The exercise experts like to tell you that you need to get your heart rate up to a certain level in order for it to do your heart any good. That may be true in some respects, but the truth is any exercise is good for your heart, just get out of your chair and start moving! The good news is that the more you make those extra trips up and down stairs, out to the mail box, down the hall to the next office, or where ever, the easier they get to make. Plan your time to allow time to walk to your destination if at all possible. Volunteer to be the one to run errands; you’ll also be the one to reap the benefits of the exercise it took to do them.

Do those household chores that you hate and count them as your exercise program. Vacuuming is work; so is taking out the garbage. Dusting involves a good deal of stretching up and bending down, count it as exercise. Gardening: weeding the garden, mowing the lawn (with a walk-along mower, please), trimming the hedges, all count as exercise. There is no end to ways you can exercise and accomplish something at the same time.

If you are overweight, put your weight to work for you---walk. It is work carrying that weight around. Even if you are not overweight, walk. It can provide exercise without wearing out your joints and it is good for your heart as well. It is the most often recommended form of exercise by doctors. It counts if it is short walks or long. If you need to stop and rest, fine, just remember to get back up and walk some more.
If you don’t feel like exercising, but feel you need to, try this. Tell yourself that you will exercise for 10 minutes and then if you still don’t feel like it, you can quit.

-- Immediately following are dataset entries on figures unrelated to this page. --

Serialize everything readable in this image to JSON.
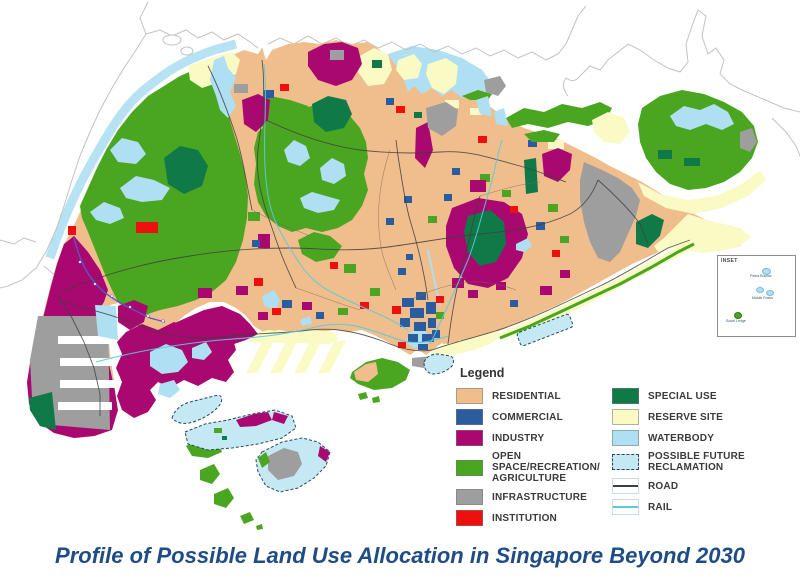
{
  "title": {
    "text": "Profile of Possible Land Use Allocation in Singapore Beyond 2030",
    "color": "#1F4C85"
  },
  "legend": {
    "title": "Legend",
    "left": [
      {
        "label": "RESIDENTIAL",
        "color": "#F0BE8D"
      },
      {
        "label": "COMMERCIAL",
        "color": "#2B5CA0"
      },
      {
        "label": "INDUSTRY",
        "color": "#A8086F"
      },
      {
        "label": "OPEN SPACE/RECREATION/ AGRICULTURE",
        "color": "#4AA620"
      },
      {
        "label": "INFRASTRUCTURE",
        "color": "#9E9E9E"
      },
      {
        "label": "INSTITUTION",
        "color": "#EE0F0F"
      }
    ],
    "right": [
      {
        "label": "SPECIAL USE",
        "color": "#0F7A48"
      },
      {
        "label": "RESERVE SITE",
        "color": "#FAFAC5"
      },
      {
        "label": "WATERBODY",
        "color": "#AEDFF2"
      },
      {
        "label": "POSSIBLE FUTURE RECLAMATION",
        "color": "#C5E8F5"
      },
      {
        "label": "ROAD",
        "color": "#3F3F3F"
      },
      {
        "label": "RAIL",
        "color": "#55CBDC"
      }
    ]
  },
  "inset": {
    "title": "INSET",
    "islands": [
      {
        "name": "Pedra Branca"
      },
      {
        "name": "Middle Rocks"
      },
      {
        "name": "South Ledge"
      }
    ]
  }
}
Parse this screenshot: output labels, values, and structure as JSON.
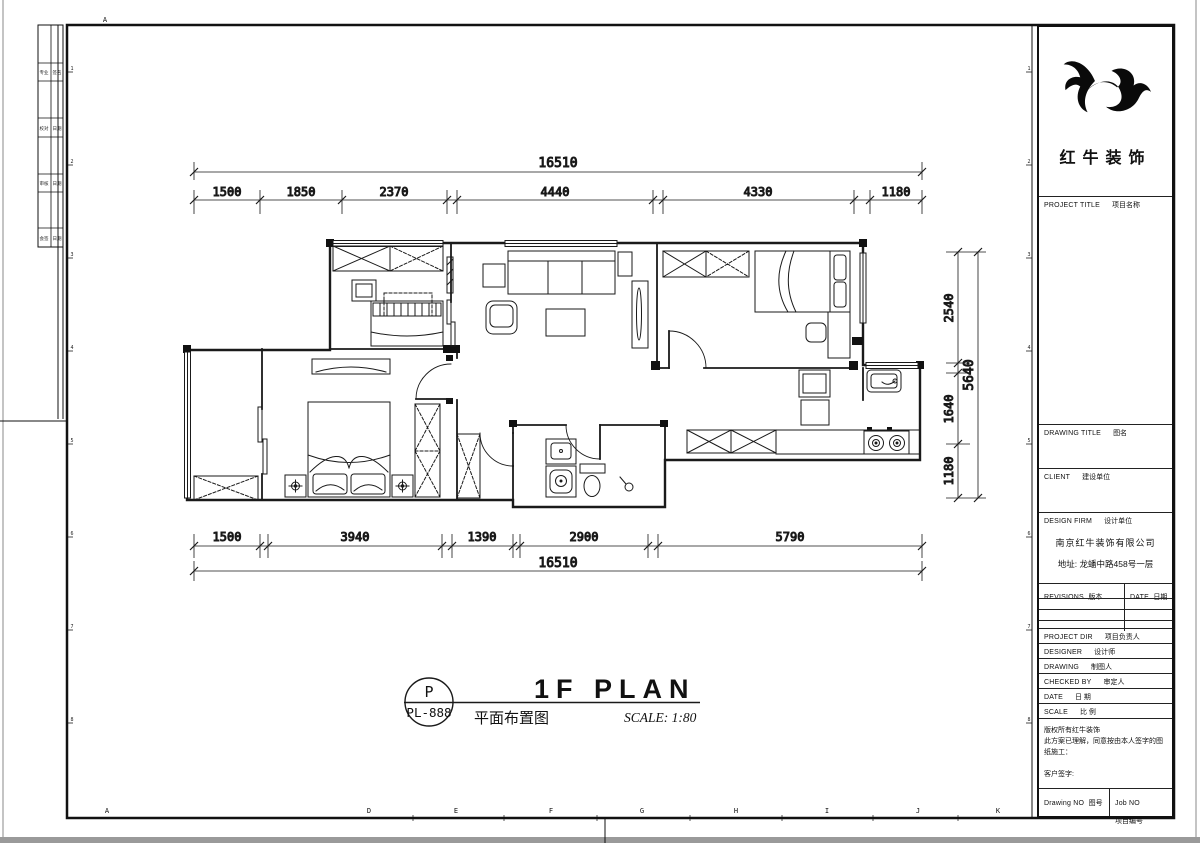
{
  "drawing": {
    "dims": {
      "top": {
        "total": "16510",
        "segments": [
          "1500",
          "1850",
          "2370",
          "4440",
          "4330",
          "1180"
        ]
      },
      "bottom": {
        "total": "16510",
        "segments": [
          "1500",
          "3940",
          "1390",
          "2900",
          "5790"
        ]
      },
      "right": {
        "total": "5640",
        "segments": [
          "2540",
          "1640",
          "1180"
        ]
      }
    },
    "stamp": {
      "bubble_letter": "P",
      "bubble_code": "PL-888",
      "title_en": "1F PLAN",
      "title_cn": "平面布置图",
      "scale_text": "SCALE: 1:80"
    }
  },
  "frame": {
    "top_letter": "A",
    "bottom_letters": [
      "A",
      "D",
      "E",
      "F",
      "G",
      "H",
      "I",
      "J",
      "K"
    ],
    "left_numbers": [
      "1",
      "2",
      "3",
      "4",
      "5",
      "6",
      "7",
      "8"
    ],
    "right_numbers": [
      "1",
      "2",
      "3",
      "4",
      "5",
      "6",
      "7",
      "8"
    ],
    "strip_rows": [
      {
        "l": "专业",
        "r": "签名"
      },
      {
        "l": "校对",
        "r": "日期"
      },
      {
        "l": "审核",
        "r": "日期"
      },
      {
        "l": "会签",
        "r": "日期"
      }
    ]
  },
  "title_block": {
    "company_name": "红牛装饰",
    "project_title_en": "PROJECT TITLE",
    "project_title_cn": "项目名称",
    "drawing_title_en": "DRAWING TITLE",
    "drawing_title_cn": "图名",
    "client_en": "CLIENT",
    "client_cn": "建设单位",
    "design_firm_en": "DESIGN FIRM",
    "design_firm_cn": "设计单位",
    "firm_name": "南京红牛装饰有限公司",
    "firm_address": "地址: 龙蟠中路458号一层",
    "revisions_en": "REVISIONS",
    "revisions_cn": "版本",
    "rev_date_en": "DATE",
    "rev_date_cn": "日期",
    "project_dir_en": "PROJECT DIR",
    "project_dir_cn": "项目负责人",
    "designer_en": "DESIGNER",
    "designer_cn": "设计师",
    "drawing_by_en": "DRAWING",
    "drawing_by_cn": "制图人",
    "checked_by_en": "CHECKED BY",
    "checked_by_cn": "审定人",
    "date_en": "DATE",
    "date_cn": "日 期",
    "scale_en": "SCALE",
    "scale_cn": "比 例",
    "statement_1": "版权所有红牛装饰",
    "statement_2": "此方案已理解，同意按由本人签字的图纸施工：",
    "statement_3": "客户签字:",
    "drawing_no_en": "Drawing NO",
    "drawing_no_cn": "图号",
    "job_no_en": "Job NO",
    "job_no_cn": "项目编号"
  }
}
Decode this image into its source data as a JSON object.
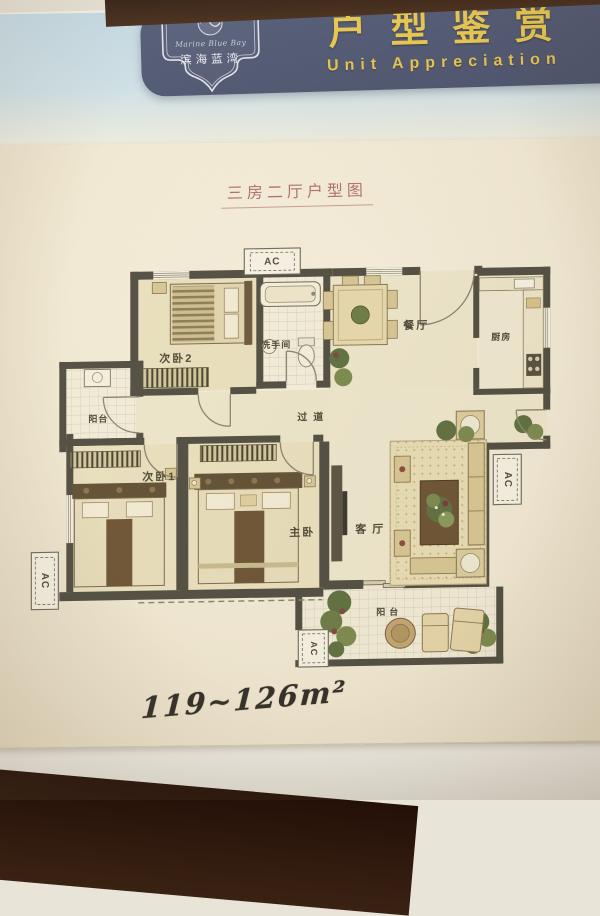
{
  "header": {
    "brand_script": "Marine Blue Bay",
    "brand_cn": "滨海蓝湾",
    "title_cn": "户型鉴赏",
    "title_en": "Unit Appreciation"
  },
  "sheet": {
    "plan_title": "三房二厅户型图",
    "area_text": "119~126m²"
  },
  "floorplan": {
    "ac_label": "AC",
    "rooms": {
      "bed2": "次卧2",
      "bathroom": "洗手间",
      "dining": "餐厅",
      "kitchen": "厨房",
      "balcony_left": "阳台",
      "corridor": "过道",
      "bed1": "次卧1",
      "master": "主卧",
      "living": "客厅",
      "balcony_bottom": "阳台"
    }
  },
  "colors": {
    "band_bg": "#4d5571",
    "gold": "#e9c74e",
    "paper": "#f3ebd6",
    "wall": "#4f4d41",
    "title_red": "#b0706a",
    "ink": "#2f2d27"
  }
}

Most of the time, by the time you’ve exercised for 10 minutes, you’ll feel like going on because your body produces endorphins, (you’ve all read about those “feel good” hormones that are produced when you exercise) which improves your mood and makes you feel more energetic. I’ve tried it, it works. However, if you really aren’t feeling well, you may be coming down with something and you should let your body rest and recover.

If you get bored easily, vary your exercise; make it accomplish something, but find a routine and stick with it. Don’t wait until you’ve developed a condition that is the results of no exercise, and have to fight your way back to good health, to get moving.